Figures from the TDS show that last year, 19.8% of all disputes raised by landlords or letting agents resulted in a 100% pay-out to them. 19.2% of all disputes made by tenants resulted in them receiving a full pay-out. The remaining 61% of cases saw the disputed money shared between the parties.
In 2014, 20.25% of total disputes raised by tenants saw them received a full pay-out, in comparison to 18.21% to landlords and agents. In previous years, tenants have been awarded the total deposit more often the landlords and letting agents.
Jax Kneppers, Founder and CEO of Imfuna, suggests that these results are a sign that landlords and letting agents are giving more documented information at adjudications. He notes that, ‘for the first time, landlords and agents are now more successful than tenants at winning 100% of deposits. This is a significant achievement-an 8.5% increase year on year.’
Mr Kneppers went on to say, ‘more and more landlords and agents are recognising the power of digital professional inventories and mid-term inspections and this is why the balance is starting to shift. Many landlords and agents are ensuring that the condition of the property is fully recorded at the start of the tenancy, with a comprehensive inventory, along with a thorough check-in and check-out report.’
‘Historically, many tenant disputes have gone in favour of tenants, as there was simply not enough evidence to support the landlord or agent’s damage claim. The most common mistake in most inventories is the lack of detail. Often there is not enough appropriate photographs and any accompanying description to show the condition of the property and its contents. For example, many landlords and agents fail to record the condition of sinks and bathroom fittings, as well skirting, doors, floor coverings and kitchen units.

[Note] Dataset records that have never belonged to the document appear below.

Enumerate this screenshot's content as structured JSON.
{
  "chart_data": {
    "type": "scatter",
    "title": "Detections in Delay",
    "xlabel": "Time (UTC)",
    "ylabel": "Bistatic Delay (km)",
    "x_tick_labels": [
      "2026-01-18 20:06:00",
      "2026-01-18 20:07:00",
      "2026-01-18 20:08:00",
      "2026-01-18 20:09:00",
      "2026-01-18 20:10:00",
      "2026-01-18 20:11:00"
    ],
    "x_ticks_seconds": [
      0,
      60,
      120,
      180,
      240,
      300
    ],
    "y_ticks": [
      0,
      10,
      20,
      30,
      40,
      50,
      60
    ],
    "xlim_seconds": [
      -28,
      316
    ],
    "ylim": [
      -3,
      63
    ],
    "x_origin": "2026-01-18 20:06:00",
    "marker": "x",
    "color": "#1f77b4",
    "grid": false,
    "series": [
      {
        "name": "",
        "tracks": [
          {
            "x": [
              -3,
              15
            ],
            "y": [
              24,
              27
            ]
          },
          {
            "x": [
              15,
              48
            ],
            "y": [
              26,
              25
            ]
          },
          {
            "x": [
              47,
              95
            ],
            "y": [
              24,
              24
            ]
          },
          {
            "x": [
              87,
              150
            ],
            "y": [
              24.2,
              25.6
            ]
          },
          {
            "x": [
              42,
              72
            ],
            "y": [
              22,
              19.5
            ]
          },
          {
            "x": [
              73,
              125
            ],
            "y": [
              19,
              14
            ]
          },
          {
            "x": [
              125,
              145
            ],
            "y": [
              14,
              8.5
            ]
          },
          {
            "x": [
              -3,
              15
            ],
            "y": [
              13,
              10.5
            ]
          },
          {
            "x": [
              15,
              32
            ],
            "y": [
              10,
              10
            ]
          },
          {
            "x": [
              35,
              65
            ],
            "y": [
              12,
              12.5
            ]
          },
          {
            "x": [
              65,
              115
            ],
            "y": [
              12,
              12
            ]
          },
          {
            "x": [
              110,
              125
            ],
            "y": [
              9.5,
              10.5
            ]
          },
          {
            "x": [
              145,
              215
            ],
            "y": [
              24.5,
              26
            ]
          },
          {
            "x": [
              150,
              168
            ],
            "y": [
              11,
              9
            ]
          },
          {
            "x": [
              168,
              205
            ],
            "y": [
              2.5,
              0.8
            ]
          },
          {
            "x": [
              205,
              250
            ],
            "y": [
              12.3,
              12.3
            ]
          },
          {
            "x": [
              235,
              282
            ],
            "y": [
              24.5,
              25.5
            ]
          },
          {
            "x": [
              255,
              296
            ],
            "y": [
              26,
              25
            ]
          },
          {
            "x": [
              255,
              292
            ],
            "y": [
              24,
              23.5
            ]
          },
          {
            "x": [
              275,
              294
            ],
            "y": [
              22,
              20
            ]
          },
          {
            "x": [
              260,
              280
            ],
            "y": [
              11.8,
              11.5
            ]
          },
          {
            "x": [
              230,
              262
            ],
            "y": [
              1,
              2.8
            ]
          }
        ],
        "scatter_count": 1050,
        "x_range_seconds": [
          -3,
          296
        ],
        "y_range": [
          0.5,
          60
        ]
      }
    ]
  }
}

If an inventory is not a professional and thorough report on the property, then it is not worth the paper it is written on,’ he continued.
More deposit disputes going way of landlords
Importance of inventories
Inventories are a crucial part of the dispute process and provide information for landlords and tenants about the condition of a property. As Knepper notes, ‘inventory reports should contain a full description of the condition of the property, noting detail on every aspect of damage and its location at the start of a tenancy. Good photographs provide vital evidence and should be of a high quality when printed up to A4 or A3 size, so that any damage can be clearly seen.’
Concluding, Knepper warns, ‘Unless landlords and agents have a water-tight inventory, they are at risk of disputes and expensive repair bills. Our research shows that landlords and agents who have switched from analogue to digital inventories, have seen their tenant deposit disputes drop by more than 300% and their success rate at adjudications improve by an average of 75%.’